In our experience working with tech startups in the DC metro area, executives and hiring managers want to make diversity and inclusion a top priority in their hiring processes and company cultures. They want employees of all races, genders, and orientations to feel welcomed and valued, and they want to ensure that everyone is compensated fairly for the work they do.

Unfortunately, we’ve uncovered data (keep an eye out for our upcoming compensation report) and testimonials that show the area has a long way to go. There are many positions where salaries are still unequal, and many companies don’t know how to attract and foster diverse talent.
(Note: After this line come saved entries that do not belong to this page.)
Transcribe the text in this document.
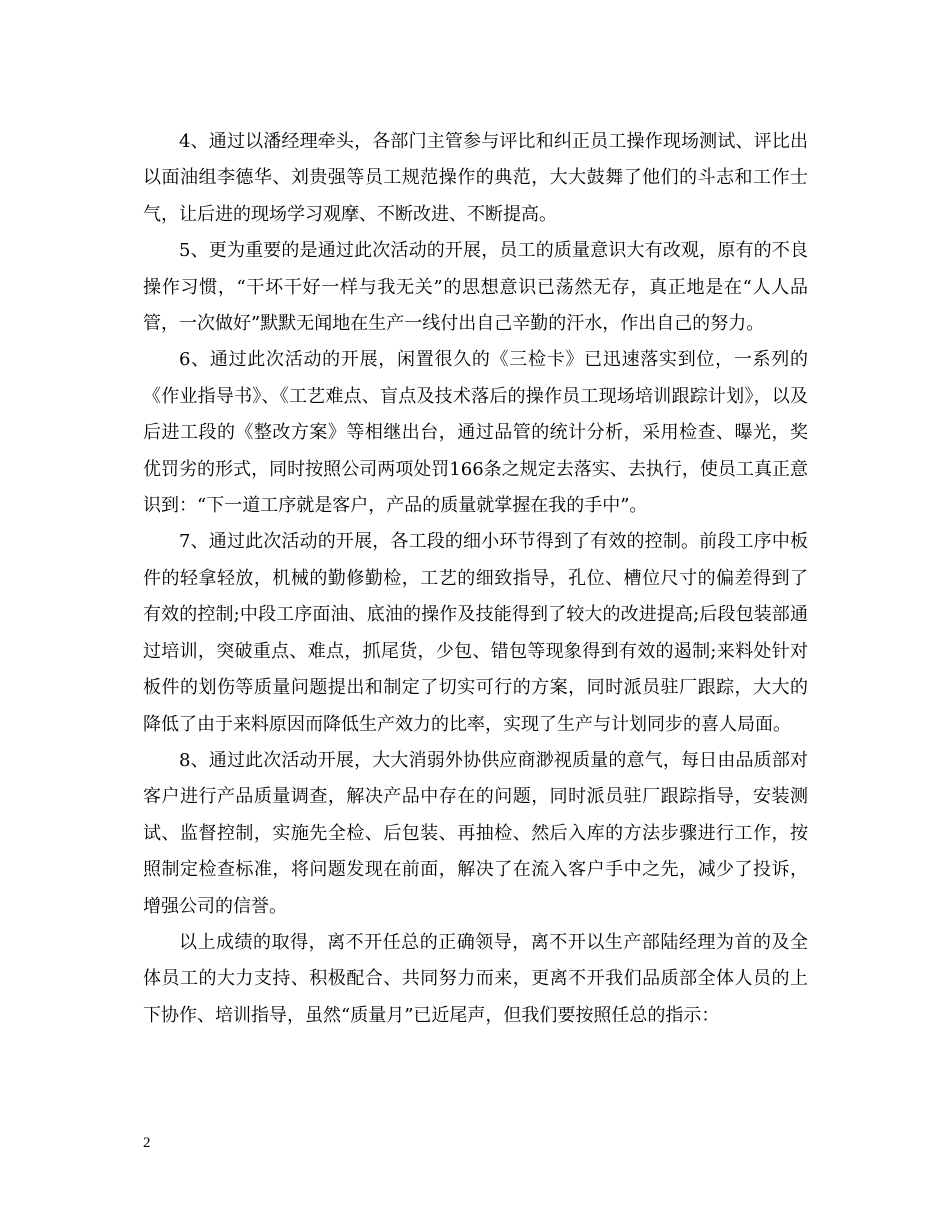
4、通过以潘经理牵头，各部门主管参与评比和纠正员工操作现场测试、评比出以面油组李德华、刘贵强等员工规范操作的典范，大大鼓舞了他们的斗志和工作士气，让后进的现场学习观摩、不断改进、不断提高。

5、更为重要的是通过此次活动的开展，员工的质量意识大有改观，原有的不良操作习惯，“干坏干好一样与我无关”的思想意识已荡然无存，真正地是在“人人品管，一次做好”默默无闻地在生产一线付出自己辛勤的汗水，作出自己的努力。

6、通过此次活动的开展，闲置很久的《三检卡》已迅速落实到位，一系列的《作业指导书》、《工艺难点、盲点及技术落后的操作员工现场培训跟踪计划》，以及后进工段的《整改方案》等相继出台，通过品管的统计分析，采用检查、曝光，奖优罚劣的形式，同时按照公司两项处罚166条之规定去落实、去执行，使员工真正意识到：“下一道工序就是客户，产品的质量就掌握在我的手中”。

7、通过此次活动的开展，各工段的细小环节得到了有效的控制。前段工序中板件的轻拿轻放，机械的勤修勤检，工艺的细致指导，孔位、槽位尺寸的偏差得到了有效的控制;中段工序面油、底油的操作及技能得到了较大的改进提高;后段包装部通过培训，突破重点、难点，抓尾货，少包、错包等现象得到有效的遏制;来料处针对板件的划伤等质量问题提出和制定了切实可行的方案，同时派员驻厂跟踪，大大的降低了由于来料原因而降低生产效力的比率，实现了生产与计划同步的喜人局面。

8、通过此次活动开展，大大消弱外协供应商渺视质量的意气，每日由品质部对客户进行产品质量调查，解决产品中存在的问题，同时派员驻厂跟踪指导，安装测试、监督控制，实施先全检、后包装、再抽检、然后入库的方法步骤进行工作，按照制定检查标准，将问题发现在前面，解决了在流入客户手中之先，减少了投诉，增强公司的信誉。

以上成绩的取得，离不开任总的正确领导，离不开以生产部陆经理为首的及全体员工的大力支持、积极配合、共同努力而来，更离不开我们品质部全体人员的上下协作、培训指导，虽然“质量月”已近尾声，但我们要按照任总的指示：

2
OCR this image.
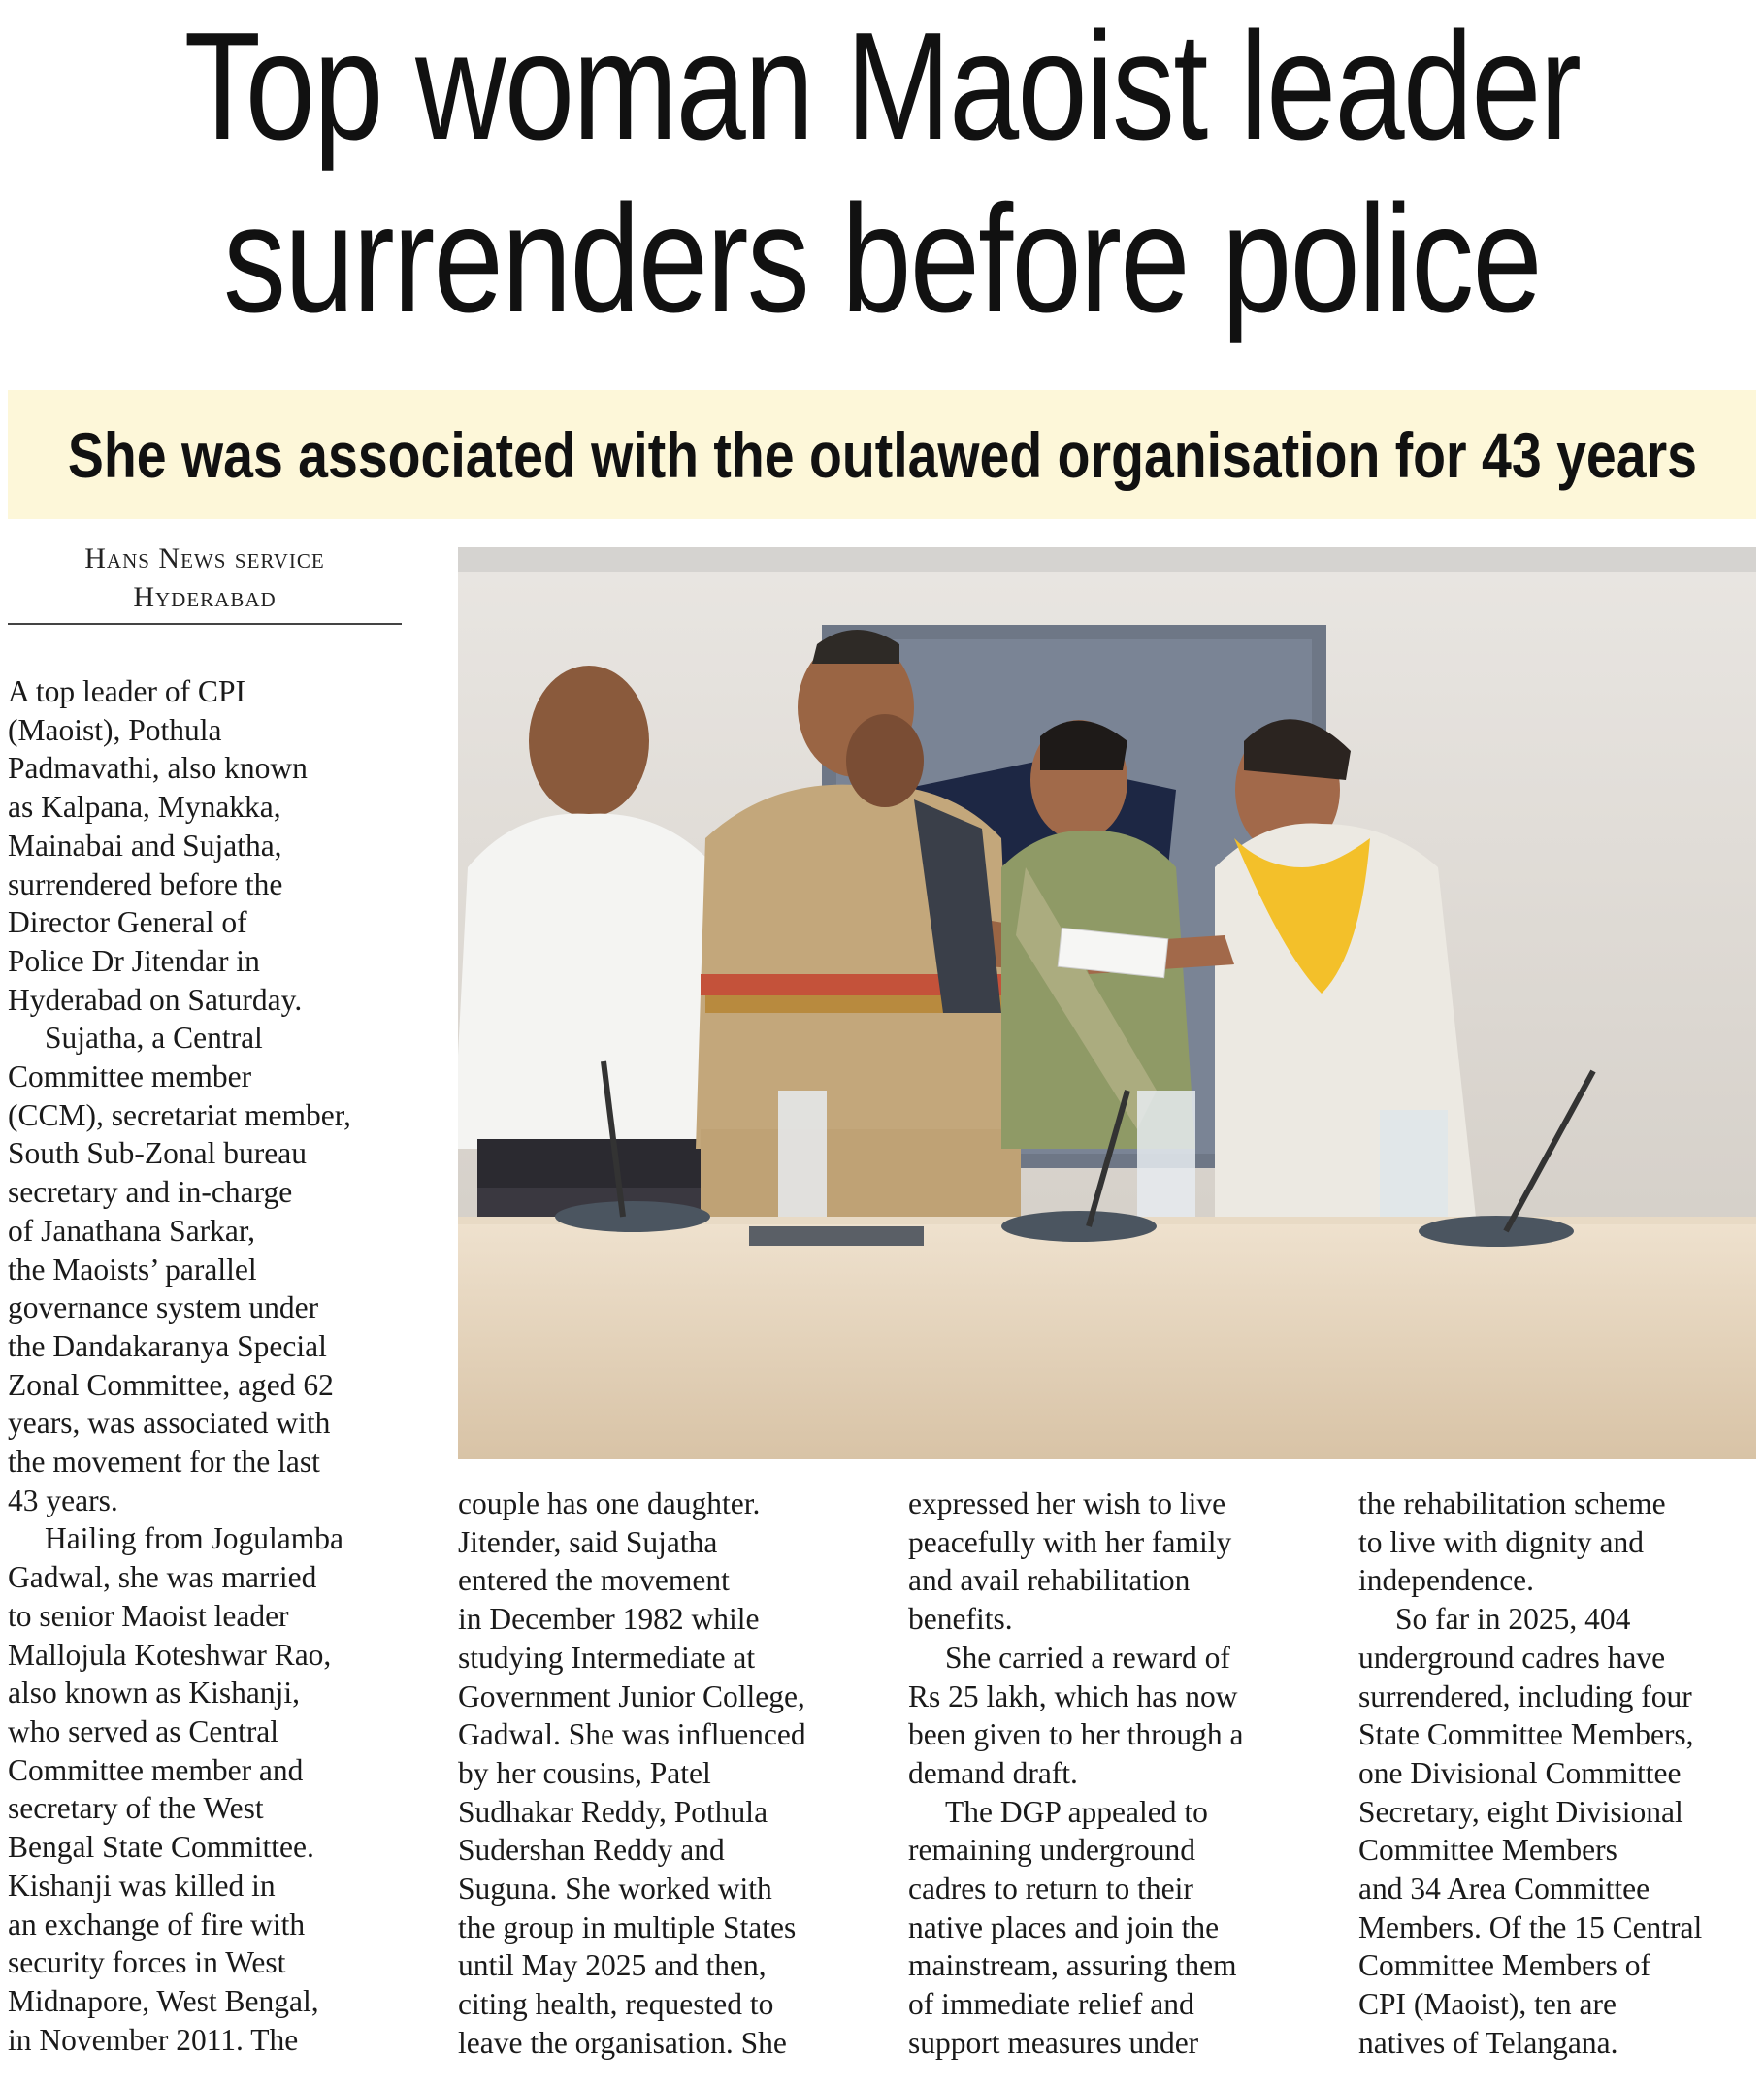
Top woman Maoist leader
surrenders before police
She was associated with the outlawed organisation for 43 years
Hans News service
Hyderabad
A top leader of CPI
(Maoist), Pothula
Padmavathi, also known
as Kalpana, Mynakka,
Mainabai and Sujatha,
surrendered before the
Director General of
Police Dr Jitendar in
Hyderabad on Saturday.
Sujatha, a Central
Committee member
(CCM), secretariat member,
South Sub-Zonal bureau
secretary and in-charge
of Janathana Sarkar,
the Maoists’ parallel
governance system under
the Dandakaranya Special
Zonal Committee, aged 62
years, was associated with
the movement for the last
43 years.
Hailing from Jogulamba
Gadwal, she was married
to senior Maoist leader
Mallojula Koteshwar Rao,
also known as Kishanji,
who served as Central
Committee member and
secretary of the West
Bengal State Committee.
Kishanji was killed in
an exchange of fire with
security forces in West
Midnapore, West Bengal,
in November 2011. The
couple has one daughter.
Jitender, said Sujatha
entered the movement
in December 1982 while
studying Intermediate at
Government Junior College,
Gadwal. She was influenced
by her cousins, Patel
Sudhakar Reddy, Pothula
Sudershan Reddy and
Suguna. She worked with
the group in multiple States
until May 2025 and then,
citing health, requested to
leave the organisation. She
expressed her wish to live
peacefully with her family
and avail rehabilitation
benefits.
She carried a reward of
Rs 25 lakh, which has now
been given to her through a
demand draft.
The DGP appealed to
remaining underground
cadres to return to their
native places and join the
mainstream, assuring them
of immediate relief and
support measures under
the rehabilitation scheme
to live with dignity and
independence.
So far in 2025, 404
underground cadres have
surrendered, including four
State Committee Members,
one Divisional Committee
Secretary, eight Divisional
Committee Members
and 34 Area Committee
Members. Of the 15 Central
Committee Members of
CPI (Maoist), ten are
natives of Telangana.
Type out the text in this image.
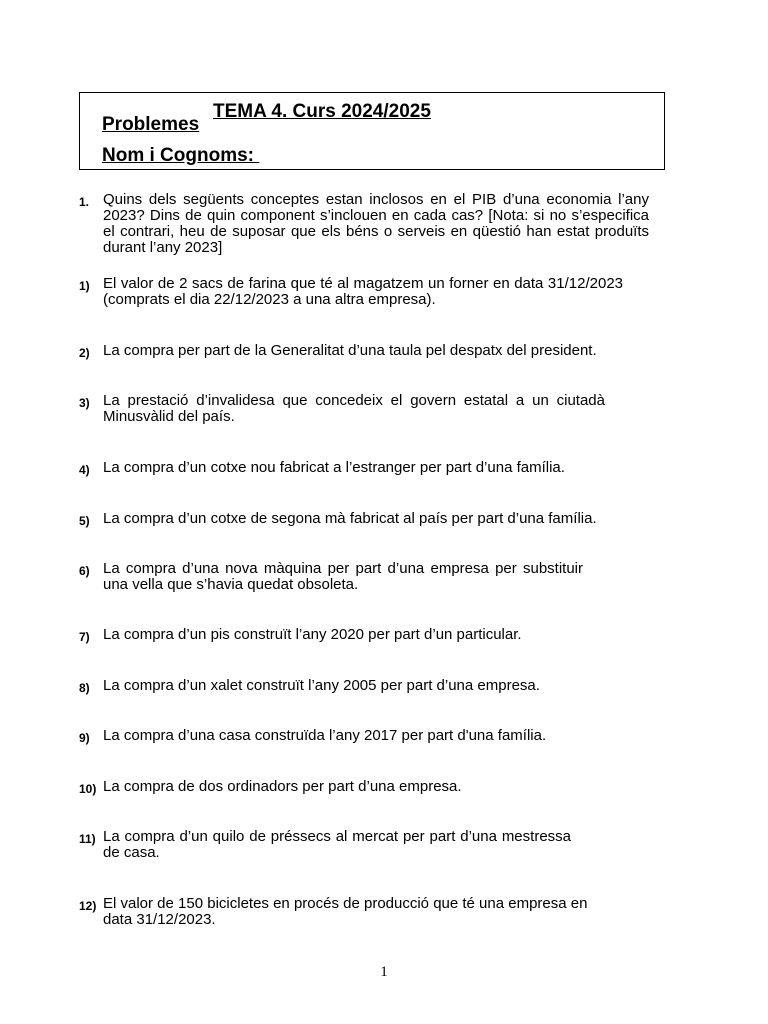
TEMA 4. Curs 2024/2025
Problemes
Nom i Cognoms:
1. Quins dels següents conceptes estan inclosos en el PIB d’una economia l’any 2023? Dins de quin component s’inclouen en cada cas? [Nota: si no s’especifica el contrari, heu de suposar que els béns o serveis en qüestió han estat produïts durant l’any 2023]
1) El valor de 2 sacs de farina que té al magatzem un forner en data 31/12/2023 (comprats el dia 22/12/2023 a una altra empresa).
2) La compra per part de la Generalitat d’una taula pel despatx del president.
3) La prestació d’invalidesa que concedeix el govern estatal a un ciutadà Minusvàlid del país.
4) La compra d’un cotxe nou fabricat a l’estranger per part d’una família.
5) La compra d’un cotxe de segona mà fabricat al país per part d’una família.
6) La compra d’una nova màquina per part d’una empresa per substituir una vella que s’havia quedat obsoleta.
7) La compra d’un pis construït l’any 2020 per part d’un particular.
8) La compra d’un xalet construït l’any 2005 per part d’una empresa.
9) La compra d’una casa construïda l’any 2017 per part d'una família.
10) La compra de dos ordinadors per part d’una empresa.
11) La compra d’un quilo de préssecs al mercat per part d’una mestressa de casa.
12) El valor de 150 bicicletes en procés de producció que té una empresa en data 31/12/2023.
1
However, there are a number of nonprofit organizations inside and outside of DC that you can join, get involved with, or support if you care about this issue.


Project Include


What they do:

Project Include is a nonprofit organization on a mission to make tech more diverse and inclusive. They’re gathering and sharing data and creating a community that aims to set standards for inclusiveness, comprehensiveness, and accountability.


How you can get involved:

If you’re a CEO or tech startup leader, you can join the Project or take their survey to help make your team, and the DC tech community, more diverse and inclusive.


The Black Code Collective


What they do:

The Black Code Collective is a group of black developers who meet to support skills, careers, and opportunities.


How you can get involved:

Black software developers in DC can join their Slack channel and attend their Meetup events.


Girls Who Code


What they do:

Today, fewer than 1 in 5 CS graduates are women. Girls Who Code is creating learning opportunities and career pathways to help close that gap.


How you can get involved:

There are a number of ways to get involved with Girls Who Code. There are opportunities to become a partner, fundraiser, or use their lesson plans. You might also be able to start a club or join the March for Sisterhood. If you are a member of a nonprofit organization and have access to a classroom with computers, you may be able to start a club. Girls Who Code can provide training, a custom learning platform, curriculum, and other resources. Girls Who Code also provides downloadable lesson plans so you can teach and inspire. Topics include the history of women in tech and computational thinking concepts.


Meetup Groups


This list wouldn’t be complete without mentioning the many group on Meetup.com that are helping make tech more accessible, diverse, and inclusive. We’re building out a search tool on the hatchpad to help DC residents find diversity and inclusion oriented Meetups near them. Select “diversity in tech” from the dropdown menu.

Meetups provide teaching, coaching, networking, and community. An increasing number of Meetup groups also livestream and record their Meetups to make them accessible for anyone who is unable to attend in person.